Monday, August 30, 2010

Big Hole Watershed Committee: Low Flows Imperil Grayling

The US Fish & Wildlife Service is under a legal agreement to make a decision regarding Endangered Species Act status for the Montana fluvial Arctic grayling (aka Big Hole River grayling).

The agency may try to weasel out of this based on conservation agreeements ("CCAA") with local irrigators (ranchers use Big Hole River water to grow hay for cattle). When it comes to minimum instream flows, however, the CCAA is a failure: flows are well below what is needed for grayling survival. And when it comes to restoring grayling, the CCAA is a failure: grayling population estimates have declined continually despite US FWS agreements with irrigators.
Today's Grayling Survival Index = -40. An index of "zero" marks the minimum sustainability point. Below that, recruitment and survival are likely to be so low that the population is in decline. Montana's Big Hole River is home to a rapidly declining population of fluvial Arctic grayling--the last such population in the lower 48 states.


Despite an exceptionally wet, cool summer, Big Hole ranchers in the upper river basin (from Wisdom upstream) are seriouly dewatering the river. Current flows at Wisdom are hovering around 40 cubic feet per second (cfs)--well below the lower wetted perimeter of 60 cfs, the level at which the carrying capacity of the river channel habitat rapidly falls off. According to fisheries biologists, the lower wetted perimeter is the rock-bottom minimum flow needed to sustain a species.

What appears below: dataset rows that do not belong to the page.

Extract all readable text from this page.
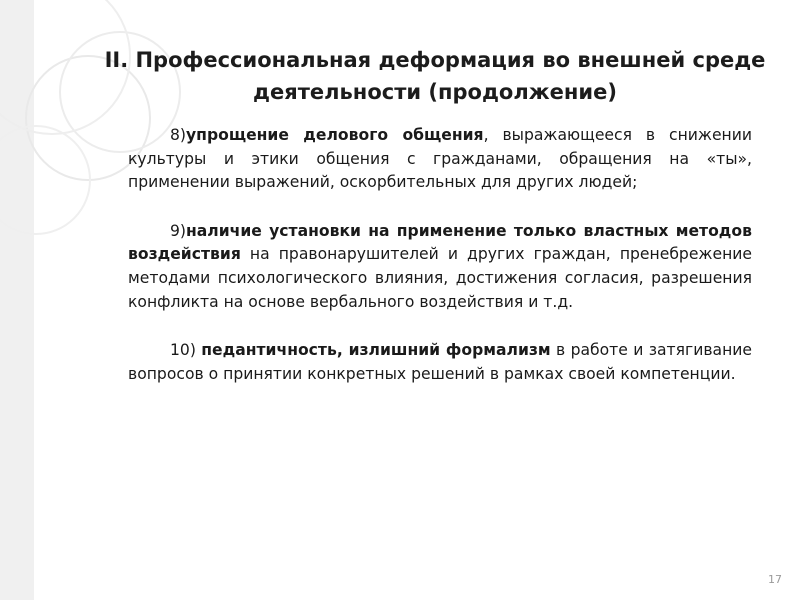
II. Профессиональная деформация во внешней среде деятельности (продолжение)

8)упрощение делового общения, выражающееся в снижении культуры и этики общения с гражданами, обращения на «ты», применении выражений, оскорбительных для других людей;

9)наличие установки на применение только властных методов воздействия на правонарушителей и других граждан, пренебрежение методами психологического влияния, достижения согласия, разрешения конфликта на основе вербального воздействия и т.д.

10) педантичность, излишний формализм в работе и затягивание вопросов о принятии конкретных решений в рамках своей компетенции.

17
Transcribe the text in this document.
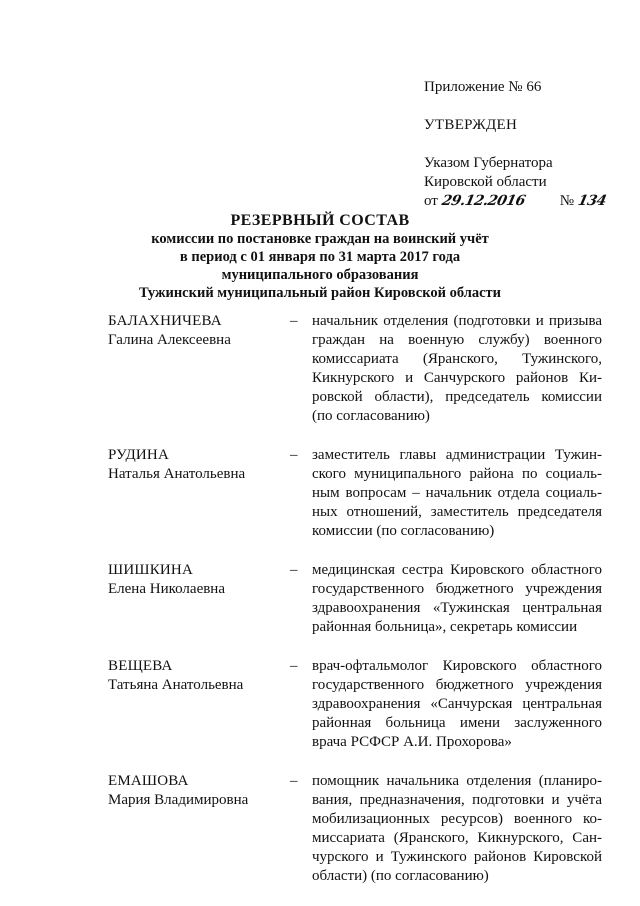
Приложение № 66
УТВЕРЖДЕН
Указом Губернатора
Кировской области
от 29.12.2016 № 134
РЕЗЕРВНЫЙ СОСТАВ
комиссии по постановке граждан на воинский учёт
в период с 01 января по 31 марта 2017 года
муниципального образования
Тужинский муниципальный район Кировской области
БАЛАХНИЧЕВА
Галина Алексеевна
– начальник отделения (подготовки и призыва граждан на военную службу) военного комиссариата (Яранского, Тужинского, Кикнурского и Санчурского районов Кировской области), председатель комиссии (по согласованию)
РУДИНА
Наталья Анатольевна
– заместитель главы администрации Тужинского муниципального района по социальным вопросам – начальник отдела социальных отношений, заместитель председателя комиссии (по согласованию)
ШИШКИНА
Елена Николаевна
– медицинская сестра Кировского областного государственного бюджетного учреждения здравоохранения «Тужинская центральная районная больница», секретарь комиссии
ВЕЩЕВА
Татьяна Анатольевна
– врач-офтальмолог Кировского областного государственного бюджетного учреждения здравоохранения «Санчурская центральная районная больница имени заслуженного врача РСФСР А.И. Прохорова»
ЕМАШОВА
Мария Владимировна
– помощник начальника отделения (планирования, предназначения, подготовки и учёта мобилизационных ресурсов) военного комиссариата (Яранского, Кикнурского, Санчурского и Тужинского районов Кировской области) (по согласованию)
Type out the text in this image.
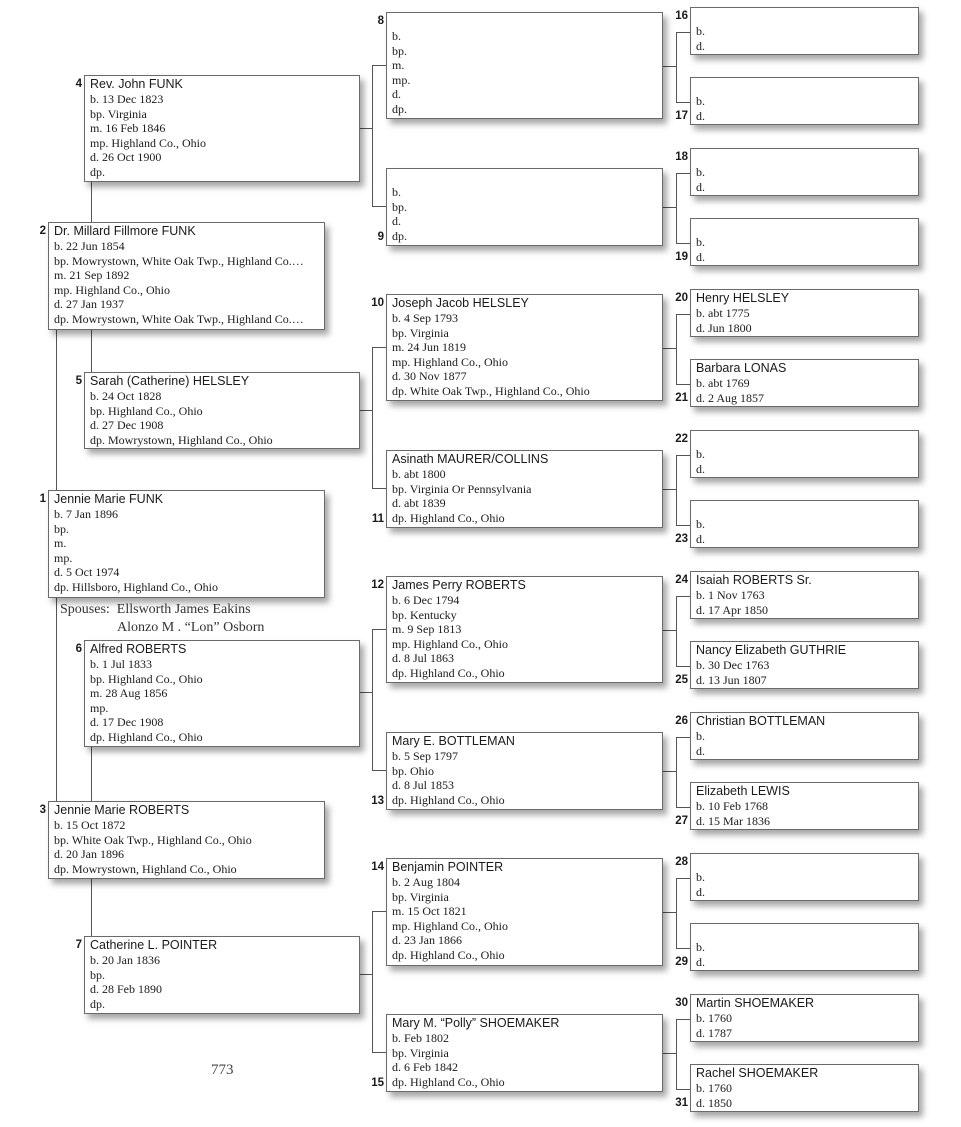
Jennie Marie FUNK
b. 7 Jan 1896
bp.
m.
mp.
d. 5 Oct 1974
dp. Hillsboro, Highland Co., Ohio
1
Dr. Millard Fillmore FUNK
b. 22 Jun 1854
bp. Mowrystown, White Oak Twp., Highland Co.…
m. 21 Sep 1892
mp. Highland Co., Ohio
d. 27 Jan 1937
dp. Mowrystown, White Oak Twp., Highland Co.…
2
Jennie Marie ROBERTS
b. 15 Oct 1872
bp. White Oak Twp., Highland Co., Ohio
d. 20 Jan 1896
dp. Mowrystown, Highland Co., Ohio
3
Rev. John FUNK
b. 13 Dec 1823
bp. Virginia
m. 16 Feb 1846
mp. Highland Co., Ohio
d. 26 Oct 1900
dp.
4
Sarah (Catherine) HELSLEY
b. 24 Oct 1828
bp. Highland Co., Ohio
d. 27 Dec 1908
dp. Mowrystown, Highland Co., Ohio
5
Alfred ROBERTS
b. 1 Jul 1833
bp. Highland Co., Ohio
m. 28 Aug 1856
mp.
d. 17 Dec 1908
dp. Highland Co., Ohio
6
Catherine L. POINTER
b. 20 Jan 1836
bp.
d. 28 Feb 1890
dp.
7
b.
bp.
m.
mp.
d.
dp.
8
b.
bp.
d.
dp.
9
Joseph Jacob HELSLEY
b. 4 Sep 1793
bp. Virginia
m. 24 Jun 1819
mp. Highland Co., Ohio
d. 30 Nov 1877
dp. White Oak Twp., Highland Co., Ohio
10
Asinath MAURER/COLLINS
b. abt 1800
bp. Virginia Or Pennsylvania
d. abt 1839
dp. Highland Co., Ohio
11
James Perry ROBERTS
b. 6 Dec 1794
bp. Kentucky
m. 9 Sep 1813
mp. Highland Co., Ohio
d. 8 Jul 1863
dp. Highland Co., Ohio
12
Mary E. BOTTLEMAN
b. 5 Sep 1797
bp. Ohio
d. 8 Jul 1853
dp. Highland Co., Ohio
13
Benjamin POINTER
b. 2 Aug 1804
bp. Virginia
m. 15 Oct 1821
mp. Highland Co., Ohio
d. 23 Jan 1866
dp. Highland Co., Ohio
14
Mary M. “Polly” SHOEMAKER
b. Feb 1802
bp. Virginia
d. 6 Feb 1842
dp. Highland Co., Ohio
15
b.
d.
16
b.
d.
17
b.
d.
18
b.
d.
19
Henry HELSLEY
b. abt 1775
d. Jun 1800
20
Barbara LONAS
b. abt 1769
d. 2 Aug 1857
21
b.
d.
22
b.
d.
23
Isaiah ROBERTS Sr.
b. 1 Nov 1763
d. 17 Apr 1850
24
Nancy Elizabeth GUTHRIE
b. 30 Dec 1763
d. 13 Jun 1807
25
Christian BOTTLEMAN
b.
d.
26
Elizabeth LEWIS
b. 10 Feb 1768
d. 15 Mar 1836
27
b.
d.
28
b.
d.
29
Martin SHOEMAKER
b. 1760
d. 1787
30
Rachel SHOEMAKER
b. 1760
d. 1850
31
Spouses: Ellsworth James Eakins
Alonzo M . “Lon” Osborn
773
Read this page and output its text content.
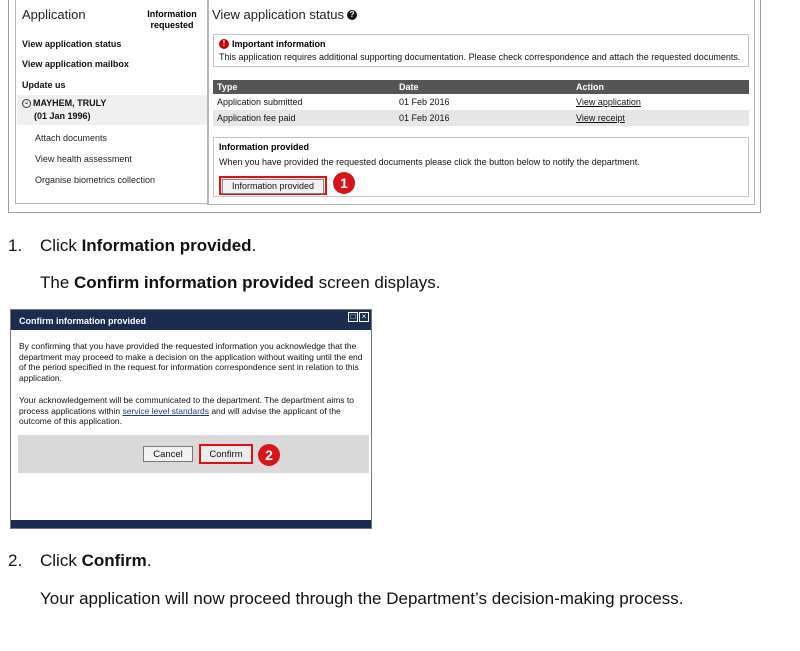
Application	Information requested
View application status
View application mailbox
Update us
⌄ MAYHEM, TRULY
(01 Jan 1996)
Attach documents
View health assessment
Organise biometrics collection
View application status ?
! Important information
This application requires additional supporting documentation. Please check correspondence and attach the requested documents.
Type	Date	Action
Application submitted	01 Feb 2016	View application
Application fee paid	01 Feb 2016	View receipt
Information provided
When you have provided the requested documents please click the button below to notify the department.
Information provided	1
1. Click Information provided.
The Confirm information provided screen displays.
Confirm information provided	□ ×
By confirming that you have provided the requested information you acknowledge that the department may proceed to make a decision on the application without waiting until the end of the period specified in the request for information correspondence sent in relation to this application.
Your acknowledgement will be communicated to the department. The department aims to process applications within service level standards and will advise the applicant of the outcome of this application.
Cancel	Confirm	2
2. Click Confirm.
Your application will now proceed through the Department’s decision-making process.
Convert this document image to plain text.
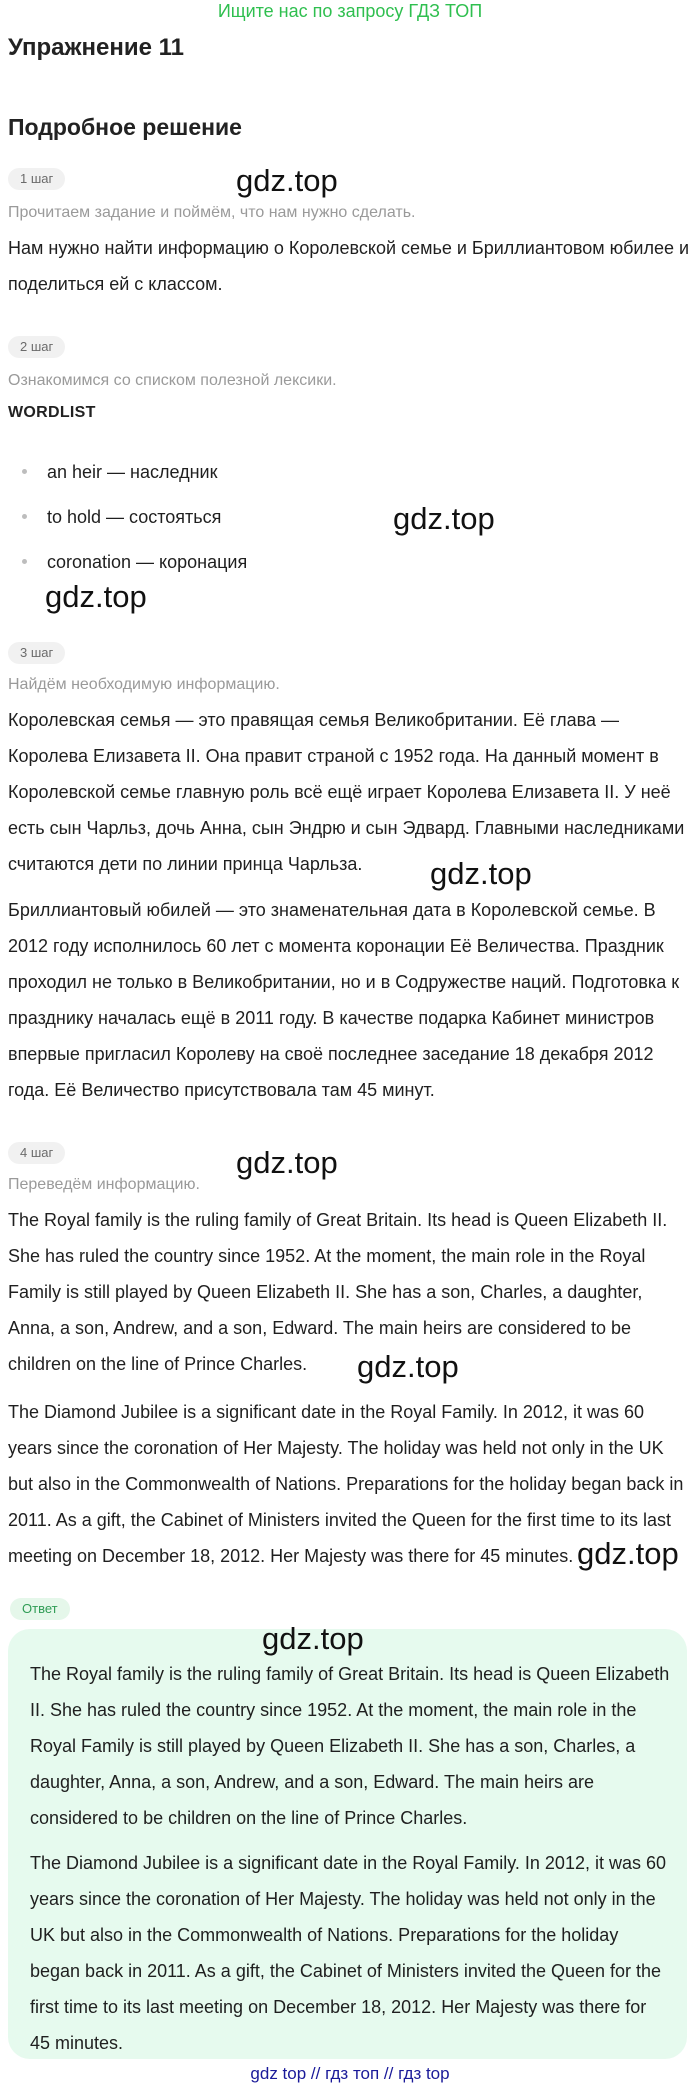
Ищите нас по запросу ГДЗ ТОП
Упражнение 11
Подробное решение
1 шаг	gdz.top
Прочитаем задание и поймём, что нам нужно сделать.

Нам нужно найти информацию о Королевской семье и Бриллиантовом юбилее и поделиться ей с классом.

2 шаг
Ознакомимся со списком полезной лексики.
WORDLIST
an heir — наследник
to hold — состояться
coronation — коронация
gdz.top
gdz.top
3 шаг
Найдём необходимую информацию.

Королевская семья — это правящая семья Великобритании. Её глава — Королева Елизавета II. Она правит страной с 1952 года. На данный момент в Королевской семье главную роль всё ещё играет Королева Елизавета II. У неё есть сын Чарльз, дочь Анна, сын Эндрю и сын Эдвард. Главными наследниками считаются дети по линии принца Чарльза.

Бриллиантовый юбилей — это знаменательная дата в Королевской семье. В 2012 году исполнилось 60 лет с момента коронации Её Величества. Праздник проходил не только в Великобритании, но и в Содружестве наций. Подготовка к празднику началась ещё в 2011 году. В качестве подарка Кабинет министров впервые пригласил Королеву на своё последнее заседание 18 декабря 2012 года. Её Величество присутствовала там 45 минут.

gdz.top
4 шаг	gdz.top
Переведём информацию.

The Royal family is the ruling family of Great Britain. Its head is Queen Elizabeth II. She has ruled the country since 1952. At the moment, the main role in the Royal Family is still played by Queen Elizabeth II. She has a son, Charles, a daughter, Anna, a son, Andrew, and a son, Edward. The main heirs are considered to be children on the line of Prince Charles.	gdz.top

The Diamond Jubilee is a significant date in the Royal Family. In 2012, it was 60 years since the coronation of Her Majesty. The holiday was held not only in the UK but also in the Commonwealth of Nations. Preparations for the holiday began back in 2011. As a gift, the Cabinet of Ministers invited the Queen for the first time to its last meeting on December 18, 2012. Her Majesty was there for 45 minutes. gdz.top
Ответ
gdz.top

The Royal family is the ruling family of Great Britain. Its head is Queen Elizabeth II. She has ruled the country since 1952. At the moment, the main role in the Royal Family is still played by Queen Elizabeth II. She has a son, Charles, a daughter, Anna, a son, Andrew, and a son, Edward. The main heirs are considered to be children on the line of Prince Charles.

The Diamond Jubilee is a significant date in the Royal Family. In 2012, it was 60 years since the coronation of Her Majesty. The holiday was held not only in the UK but also in the Commonwealth of Nations. Preparations for the holiday began back in 2011. As a gift, the Cabinet of Ministers invited the Queen for the first time to its last meeting on December 18, 2012. Her Majesty was there for 45 minutes.

gdz top // гдз топ // гдз top
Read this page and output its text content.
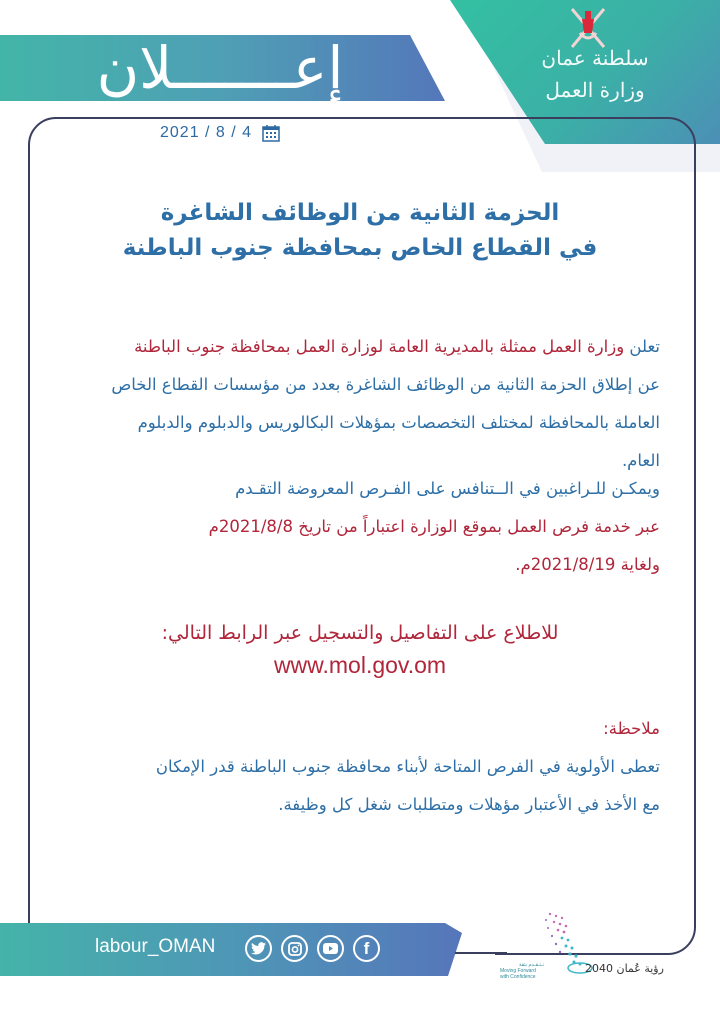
سلطنة عمان
وزارة العمل
إعـــــــلان
2021 / 8 / 4
الحزمة الثانية من الوظائف الشاغرة
في القطاع الخاص بمحافظة جنوب الباطنة
تعلن وزارة العمل ممثلة بالمديرية العامة لوزارة العمل بمحافظة جنوب الباطنة
عن إطلاق الحزمة الثانية من الوظائف الشاغرة بعدد من مؤسسات القطاع الخاص
العاملة بالمحافظة لمختلف التخصصات بمؤهلات البكالوريس والدبلوم والدبلوم
العام.
ويمكـن للـراغبين في الــتنافس على الفـرص المعروضة التقـدم
عبر خدمة فرص العمل بموقع الوزارة اعتباراً من تاريخ 2021/8/8م
ولغاية 2021/8/19م.
للاطلاع على التفاصيل والتسجيل عبر الرابط التالي:
www.mol.gov.om
ملاحظة:
تعطى الأولوية في الفرص المتاحة لأبناء محافظة جنوب الباطنة قدر الإمكان
مع الأخذ في الأعتبار مؤهلات ومتطلبات شغل كل وظيفة.
labour_OMAN	f
نـتـقـدم بثقة
Moving Forward with Confidence
رؤية عُمان 2040
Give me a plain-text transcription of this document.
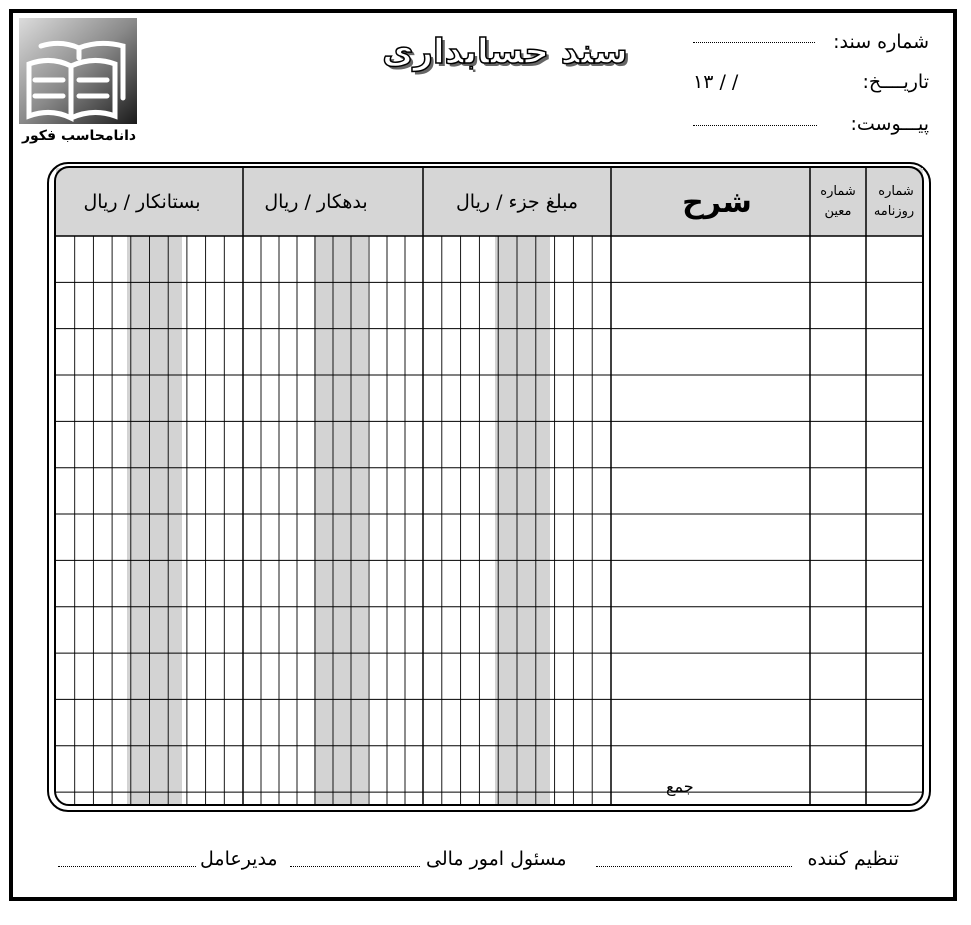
دانامحاسب فکور
سند حسابداری	شماره سند:
تاریــــخ:
۱۳ / /
پیـــوست:
شماره روزنامه
شماره معین
شرح
مبلغ جزء / ریال
بدهکار / ریال
بستانکار / ریال
جمع
تنظیم کننده
مسئول امور مالی
مدیرعامل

The Big Hole Watershed Committee has a so-called "Drought Management Plan." Given the low flows, why has the Committee not implemented this Plan? Does the Committee actually desire to exterminate the few remaining grayling before the U.S. Fish & Wildlife Service can impose Endangered Species status?

Furthermore, where are "conservation" groups such as the George Grant Chapter of Trout Unlimited and the Big Hole River Foundation in this process? Though the Watershed Committee is dominated by agricultural interests, the participation of TU and the Foundation legitimates the destruction of Big Hole River grayling.

Support groups such as the Center for Biological Diversity and the Federation of Fly Fishers--instead of fiddling while Rome burns, these groups are doing everything they can to stop this madness.

2 comments:

Anonymous said...

Is there any word on if they have released their ruling? I could not find it in the federal register.